E.J. Dionne: 'Reform Conservatism Is Better Than the Conservatism We Have Had'

June 1st, 2014 1:09 PM

So-called reform conservatives such as David Frum, Michael Gerson, and Ramesh Ponnuru often get relatively favorable attention from liberal journalists -- relative, that is, to Tea Party types, which in turn reinforces the Tea Party's belief that the reformers aren't really conservatives.  

Two lefty pundits recently examined the state of reform conservatism. Washington Post columnist E.J. Dionne penned an article for the spring issue of the quarterly Democracy in which he analyzed the work of certain reformers and discussed how they might pull the Republican party toward the center. He also denounced the GOP's current message discipline in the service of its supposedly extremist agenda -- or, as Dionne put it, "the right’s version of political correctness."

Highlights from Dionne's piece (emphasis added):

-- "At its worst, blaming 'culture' for inequality can become an alibi for avoiding any confrontation with injustices within the economic system and a way to beat back proposals that challenge existing privileges. But the best of the reformers ([Ross] Douthat and [Reihan] Salam among them) are willing to...acknowledge that the economic struggles of the working class have made the task of forming and maintaining stable families more difficult."

-- "Even when [reform conservatives] face up to the contradictions in conservative ideology and acknowledge the market’s shortcomings, their solutions rarely challenge the market’s priorities and are thus much smaller than the problem they’re addressing. Nonetheless, [Yuval] Levin deserves credit for treading where many conservatives fear to go."

-- "The moral elevation of the 'job creators' over everyone else and the party’s hard opposition to government made it difficult for [Mitt] Romney to offer material benefits (other than tax cuts) to the working-class voters whose support he badly needed in Ohio, Pennsylvania, and elsewhere. Thus did the ideological positioning of the two parties put Romney at a disadvantage from the beginning."

-- "As some Republicans acknowledge privately, it will take a third presidential election loss in 2016 to open the space required for a thoroughgoing renovation on the right."

-- "Reform conservatism is better than the conservatism we have had."


-- "A true reform conservatism would move Republicans out of a comfort zone that sees deregulated markets and even more rewards for investors as elixirs for all economic ailments.
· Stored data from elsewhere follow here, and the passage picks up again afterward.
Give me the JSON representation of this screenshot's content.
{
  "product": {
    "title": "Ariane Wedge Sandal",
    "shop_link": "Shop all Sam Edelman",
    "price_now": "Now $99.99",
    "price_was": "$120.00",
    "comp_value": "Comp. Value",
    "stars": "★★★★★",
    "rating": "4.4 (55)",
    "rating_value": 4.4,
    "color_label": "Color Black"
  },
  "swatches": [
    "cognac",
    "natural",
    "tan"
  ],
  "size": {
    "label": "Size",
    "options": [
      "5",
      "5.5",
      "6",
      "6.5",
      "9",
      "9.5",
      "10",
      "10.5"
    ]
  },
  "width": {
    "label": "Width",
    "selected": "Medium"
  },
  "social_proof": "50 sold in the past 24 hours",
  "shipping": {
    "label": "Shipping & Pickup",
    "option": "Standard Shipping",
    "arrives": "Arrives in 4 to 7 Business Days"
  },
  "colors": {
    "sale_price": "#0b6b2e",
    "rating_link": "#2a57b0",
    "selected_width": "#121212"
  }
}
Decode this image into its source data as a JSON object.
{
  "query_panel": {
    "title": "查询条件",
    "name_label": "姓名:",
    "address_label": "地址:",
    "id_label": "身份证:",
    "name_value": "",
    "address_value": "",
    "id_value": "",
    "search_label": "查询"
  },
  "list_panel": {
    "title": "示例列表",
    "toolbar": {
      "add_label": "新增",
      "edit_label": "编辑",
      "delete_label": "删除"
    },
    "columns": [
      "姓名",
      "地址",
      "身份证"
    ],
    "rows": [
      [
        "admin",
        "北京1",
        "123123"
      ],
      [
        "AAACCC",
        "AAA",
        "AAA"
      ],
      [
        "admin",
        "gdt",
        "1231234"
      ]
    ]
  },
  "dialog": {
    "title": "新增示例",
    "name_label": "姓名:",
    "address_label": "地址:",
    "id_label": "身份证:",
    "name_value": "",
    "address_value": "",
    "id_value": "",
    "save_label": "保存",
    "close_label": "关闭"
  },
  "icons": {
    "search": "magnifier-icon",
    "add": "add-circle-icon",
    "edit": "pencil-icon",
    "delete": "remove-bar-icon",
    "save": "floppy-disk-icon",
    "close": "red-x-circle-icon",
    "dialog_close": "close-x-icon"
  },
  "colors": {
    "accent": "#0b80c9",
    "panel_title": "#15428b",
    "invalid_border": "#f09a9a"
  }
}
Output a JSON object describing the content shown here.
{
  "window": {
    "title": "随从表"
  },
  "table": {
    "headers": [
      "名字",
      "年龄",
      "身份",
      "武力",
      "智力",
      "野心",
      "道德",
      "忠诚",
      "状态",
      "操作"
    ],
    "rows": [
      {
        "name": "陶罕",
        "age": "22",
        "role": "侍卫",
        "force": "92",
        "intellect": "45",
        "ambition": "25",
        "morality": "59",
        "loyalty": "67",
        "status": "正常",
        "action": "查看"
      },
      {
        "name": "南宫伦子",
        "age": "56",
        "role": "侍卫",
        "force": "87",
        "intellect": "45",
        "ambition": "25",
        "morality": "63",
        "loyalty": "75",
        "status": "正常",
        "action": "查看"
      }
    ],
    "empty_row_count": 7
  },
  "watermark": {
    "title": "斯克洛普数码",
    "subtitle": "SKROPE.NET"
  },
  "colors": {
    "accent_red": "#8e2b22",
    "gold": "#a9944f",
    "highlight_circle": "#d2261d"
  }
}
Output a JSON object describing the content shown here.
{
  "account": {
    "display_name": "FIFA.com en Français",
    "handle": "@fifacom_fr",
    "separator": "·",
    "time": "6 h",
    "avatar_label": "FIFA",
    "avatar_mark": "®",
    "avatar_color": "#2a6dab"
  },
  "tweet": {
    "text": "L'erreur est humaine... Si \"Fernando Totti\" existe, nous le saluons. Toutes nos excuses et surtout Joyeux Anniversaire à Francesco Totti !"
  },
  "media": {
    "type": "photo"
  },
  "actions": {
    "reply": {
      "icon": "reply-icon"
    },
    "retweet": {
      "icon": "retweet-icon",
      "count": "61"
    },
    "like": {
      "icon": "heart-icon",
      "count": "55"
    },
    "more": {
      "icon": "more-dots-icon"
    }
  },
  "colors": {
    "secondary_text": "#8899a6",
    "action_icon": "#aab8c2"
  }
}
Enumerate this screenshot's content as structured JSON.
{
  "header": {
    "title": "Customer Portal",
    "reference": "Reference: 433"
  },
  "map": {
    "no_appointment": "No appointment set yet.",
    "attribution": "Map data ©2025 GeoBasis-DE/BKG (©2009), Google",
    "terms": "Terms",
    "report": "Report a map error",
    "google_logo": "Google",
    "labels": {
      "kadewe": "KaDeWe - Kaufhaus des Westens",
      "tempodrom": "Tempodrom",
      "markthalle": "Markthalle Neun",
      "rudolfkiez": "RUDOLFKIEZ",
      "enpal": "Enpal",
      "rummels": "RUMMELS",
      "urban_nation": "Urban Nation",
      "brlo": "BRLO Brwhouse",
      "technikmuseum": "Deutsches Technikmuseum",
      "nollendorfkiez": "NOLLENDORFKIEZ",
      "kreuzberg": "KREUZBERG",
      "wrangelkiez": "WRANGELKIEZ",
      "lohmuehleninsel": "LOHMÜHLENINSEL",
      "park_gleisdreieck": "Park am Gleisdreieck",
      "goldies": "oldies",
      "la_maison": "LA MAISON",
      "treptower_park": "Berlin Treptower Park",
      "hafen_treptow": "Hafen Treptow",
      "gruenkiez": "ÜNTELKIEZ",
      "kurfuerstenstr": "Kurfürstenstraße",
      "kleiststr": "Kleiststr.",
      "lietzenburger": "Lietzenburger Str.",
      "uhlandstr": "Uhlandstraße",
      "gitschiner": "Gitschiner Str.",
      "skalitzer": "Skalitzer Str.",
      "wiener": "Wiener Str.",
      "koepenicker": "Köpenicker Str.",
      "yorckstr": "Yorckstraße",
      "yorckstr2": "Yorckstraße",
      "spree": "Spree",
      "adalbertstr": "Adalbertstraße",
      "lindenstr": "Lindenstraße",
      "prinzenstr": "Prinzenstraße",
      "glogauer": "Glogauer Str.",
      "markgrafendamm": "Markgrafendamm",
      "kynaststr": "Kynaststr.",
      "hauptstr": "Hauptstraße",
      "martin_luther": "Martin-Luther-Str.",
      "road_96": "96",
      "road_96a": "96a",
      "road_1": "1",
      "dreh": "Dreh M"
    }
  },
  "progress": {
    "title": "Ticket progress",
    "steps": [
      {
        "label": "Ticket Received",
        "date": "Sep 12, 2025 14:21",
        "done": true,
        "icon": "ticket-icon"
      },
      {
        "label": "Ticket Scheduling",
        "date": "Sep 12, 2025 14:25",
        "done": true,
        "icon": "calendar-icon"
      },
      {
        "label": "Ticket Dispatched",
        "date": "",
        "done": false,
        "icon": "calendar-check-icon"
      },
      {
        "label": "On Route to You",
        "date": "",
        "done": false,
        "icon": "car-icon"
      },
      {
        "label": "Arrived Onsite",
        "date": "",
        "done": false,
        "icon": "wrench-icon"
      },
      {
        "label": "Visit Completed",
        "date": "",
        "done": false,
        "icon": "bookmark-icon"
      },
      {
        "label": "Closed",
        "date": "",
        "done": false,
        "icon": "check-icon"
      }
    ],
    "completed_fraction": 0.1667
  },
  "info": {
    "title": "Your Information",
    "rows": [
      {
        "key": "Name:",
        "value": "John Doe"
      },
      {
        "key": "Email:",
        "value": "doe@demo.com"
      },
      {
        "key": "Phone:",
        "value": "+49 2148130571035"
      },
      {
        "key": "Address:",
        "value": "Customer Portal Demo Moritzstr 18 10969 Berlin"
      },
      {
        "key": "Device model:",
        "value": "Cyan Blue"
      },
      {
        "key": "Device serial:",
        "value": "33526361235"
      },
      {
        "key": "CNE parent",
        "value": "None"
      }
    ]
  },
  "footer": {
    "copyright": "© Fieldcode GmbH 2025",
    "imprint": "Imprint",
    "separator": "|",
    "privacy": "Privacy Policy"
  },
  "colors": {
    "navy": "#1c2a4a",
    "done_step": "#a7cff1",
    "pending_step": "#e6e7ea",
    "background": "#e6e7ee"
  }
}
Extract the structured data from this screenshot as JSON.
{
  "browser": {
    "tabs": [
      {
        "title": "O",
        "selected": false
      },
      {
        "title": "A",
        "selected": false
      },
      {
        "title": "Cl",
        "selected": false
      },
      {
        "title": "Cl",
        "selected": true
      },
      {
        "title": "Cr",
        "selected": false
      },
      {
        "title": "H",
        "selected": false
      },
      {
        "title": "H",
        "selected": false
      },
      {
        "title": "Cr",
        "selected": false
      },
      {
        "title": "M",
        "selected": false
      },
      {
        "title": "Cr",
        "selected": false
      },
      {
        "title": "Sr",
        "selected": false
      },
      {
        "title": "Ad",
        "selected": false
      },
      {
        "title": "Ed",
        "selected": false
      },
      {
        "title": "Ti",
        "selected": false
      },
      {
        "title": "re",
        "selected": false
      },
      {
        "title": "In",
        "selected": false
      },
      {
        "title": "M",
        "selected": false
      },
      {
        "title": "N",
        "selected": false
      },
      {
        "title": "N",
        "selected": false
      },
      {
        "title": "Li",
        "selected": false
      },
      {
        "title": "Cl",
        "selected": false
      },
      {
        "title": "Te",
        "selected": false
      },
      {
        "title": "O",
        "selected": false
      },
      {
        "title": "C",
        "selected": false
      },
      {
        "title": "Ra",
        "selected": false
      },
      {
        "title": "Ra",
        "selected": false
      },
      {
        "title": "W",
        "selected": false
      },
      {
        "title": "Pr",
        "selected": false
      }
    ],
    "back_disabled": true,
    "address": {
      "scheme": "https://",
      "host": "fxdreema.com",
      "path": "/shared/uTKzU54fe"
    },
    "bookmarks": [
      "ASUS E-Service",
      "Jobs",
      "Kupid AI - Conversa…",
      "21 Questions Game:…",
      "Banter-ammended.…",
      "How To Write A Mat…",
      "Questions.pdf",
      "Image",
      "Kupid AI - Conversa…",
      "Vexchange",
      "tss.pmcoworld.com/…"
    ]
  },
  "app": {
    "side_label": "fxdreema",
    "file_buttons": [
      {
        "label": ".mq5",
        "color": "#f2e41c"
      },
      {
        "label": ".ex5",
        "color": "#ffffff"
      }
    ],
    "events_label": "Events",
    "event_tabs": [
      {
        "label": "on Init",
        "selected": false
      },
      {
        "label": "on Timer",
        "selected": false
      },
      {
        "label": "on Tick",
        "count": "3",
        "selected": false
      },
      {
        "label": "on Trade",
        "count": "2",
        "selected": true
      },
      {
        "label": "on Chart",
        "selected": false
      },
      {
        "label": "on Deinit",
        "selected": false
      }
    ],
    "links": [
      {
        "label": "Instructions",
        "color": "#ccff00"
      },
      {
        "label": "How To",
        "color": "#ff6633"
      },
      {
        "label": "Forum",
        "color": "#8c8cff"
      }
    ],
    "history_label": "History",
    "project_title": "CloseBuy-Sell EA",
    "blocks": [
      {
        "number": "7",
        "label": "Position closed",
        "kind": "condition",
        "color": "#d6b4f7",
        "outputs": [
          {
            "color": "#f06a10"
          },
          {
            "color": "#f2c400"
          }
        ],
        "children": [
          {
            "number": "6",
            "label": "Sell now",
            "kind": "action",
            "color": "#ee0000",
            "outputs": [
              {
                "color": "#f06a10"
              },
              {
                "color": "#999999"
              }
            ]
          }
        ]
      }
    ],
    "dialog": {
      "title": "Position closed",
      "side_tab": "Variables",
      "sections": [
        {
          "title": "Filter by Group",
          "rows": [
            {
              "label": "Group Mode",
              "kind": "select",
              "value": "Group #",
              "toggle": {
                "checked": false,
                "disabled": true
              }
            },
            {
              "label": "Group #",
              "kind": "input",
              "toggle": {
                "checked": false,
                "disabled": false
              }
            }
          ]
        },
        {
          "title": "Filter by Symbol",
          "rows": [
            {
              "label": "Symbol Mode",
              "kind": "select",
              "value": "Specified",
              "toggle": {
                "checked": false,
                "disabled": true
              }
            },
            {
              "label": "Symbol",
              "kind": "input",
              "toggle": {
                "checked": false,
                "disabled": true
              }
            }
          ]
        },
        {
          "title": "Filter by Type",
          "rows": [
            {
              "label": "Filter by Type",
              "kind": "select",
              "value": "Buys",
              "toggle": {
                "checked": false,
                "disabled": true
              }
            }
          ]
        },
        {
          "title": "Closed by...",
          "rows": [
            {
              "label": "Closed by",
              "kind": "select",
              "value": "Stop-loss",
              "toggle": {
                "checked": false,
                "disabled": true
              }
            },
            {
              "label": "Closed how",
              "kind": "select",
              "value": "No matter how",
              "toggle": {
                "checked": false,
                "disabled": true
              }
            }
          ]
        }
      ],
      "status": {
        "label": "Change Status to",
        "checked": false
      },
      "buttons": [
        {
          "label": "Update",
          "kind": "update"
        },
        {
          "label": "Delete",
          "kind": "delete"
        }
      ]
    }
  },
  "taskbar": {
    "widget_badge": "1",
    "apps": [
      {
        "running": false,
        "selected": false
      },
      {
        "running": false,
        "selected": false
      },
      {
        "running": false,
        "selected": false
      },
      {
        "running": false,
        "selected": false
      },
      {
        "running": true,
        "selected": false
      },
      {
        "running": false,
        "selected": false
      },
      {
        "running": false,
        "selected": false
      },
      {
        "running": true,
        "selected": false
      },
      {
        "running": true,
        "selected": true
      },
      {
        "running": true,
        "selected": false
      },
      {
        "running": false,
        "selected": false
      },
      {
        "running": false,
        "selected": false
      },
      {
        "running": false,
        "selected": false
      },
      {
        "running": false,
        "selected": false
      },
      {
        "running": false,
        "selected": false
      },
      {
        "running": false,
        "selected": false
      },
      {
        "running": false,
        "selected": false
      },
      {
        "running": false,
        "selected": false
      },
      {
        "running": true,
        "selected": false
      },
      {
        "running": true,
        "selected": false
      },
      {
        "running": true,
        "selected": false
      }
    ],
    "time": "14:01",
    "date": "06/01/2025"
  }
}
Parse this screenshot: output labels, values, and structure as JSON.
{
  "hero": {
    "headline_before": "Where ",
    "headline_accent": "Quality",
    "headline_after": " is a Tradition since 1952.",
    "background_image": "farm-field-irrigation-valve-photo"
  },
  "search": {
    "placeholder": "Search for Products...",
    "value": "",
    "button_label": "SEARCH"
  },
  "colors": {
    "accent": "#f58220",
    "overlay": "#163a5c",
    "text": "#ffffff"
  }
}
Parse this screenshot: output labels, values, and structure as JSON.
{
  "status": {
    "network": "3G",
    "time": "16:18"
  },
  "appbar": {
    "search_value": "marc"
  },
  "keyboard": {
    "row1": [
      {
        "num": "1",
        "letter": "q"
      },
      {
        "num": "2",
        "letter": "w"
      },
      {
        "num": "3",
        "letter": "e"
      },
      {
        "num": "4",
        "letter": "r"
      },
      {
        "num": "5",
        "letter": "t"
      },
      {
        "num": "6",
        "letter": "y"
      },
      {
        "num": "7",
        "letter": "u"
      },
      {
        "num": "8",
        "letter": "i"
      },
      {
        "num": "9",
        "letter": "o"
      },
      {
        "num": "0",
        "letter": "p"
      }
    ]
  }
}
Throwing more money at rich people is not a social policy."

-- "[Reform conservatives] can be part of the historic correction the conservative movement badly needs—or they can settle for being sophisticated enablers of more of the same."

Meanwhile, on May 23, Jonathan Chait of New York magazine wished reform conservatives lots of luck and suggested that they'll need it (emphasis added):

    However loopy, bigoted, incompetent, or detached from the realities of economic life the Republican Party may be, it is always just one recession away from regaining political power. It is therefore of the highest importance that sane, non-sociopathic people regain some influence within the party for when that day arrives...

    The challenge facing the conservative reformers is the yawning gap between their ambition — crafting a Republican platform designed to address real-world problems rather than redeem ideological fantasies —and the stark political reality of the Republican coalition. They are attempting to soothe a suspicious beast...


    ...I believe the most likely scenario for the party is a return to George W. Bush-ism, combining more lenient treatment of the poor with favorable tax and regulatory policies for the rich, and forgetting about deficits, which Republicans only care about when Democrats hold the White House...

    I do believe the reformers are massively understating the obstacles before them. There are reasons Republicans have fought so hard to claw back subsidies for the least fortunate. Active philosophical opposition to redistribution is one. A general detachment from the poor is another...I do think the Republican reformers can nudge their party to a better, or at least less terrible, place. But I don’t think they’re being very straight about it.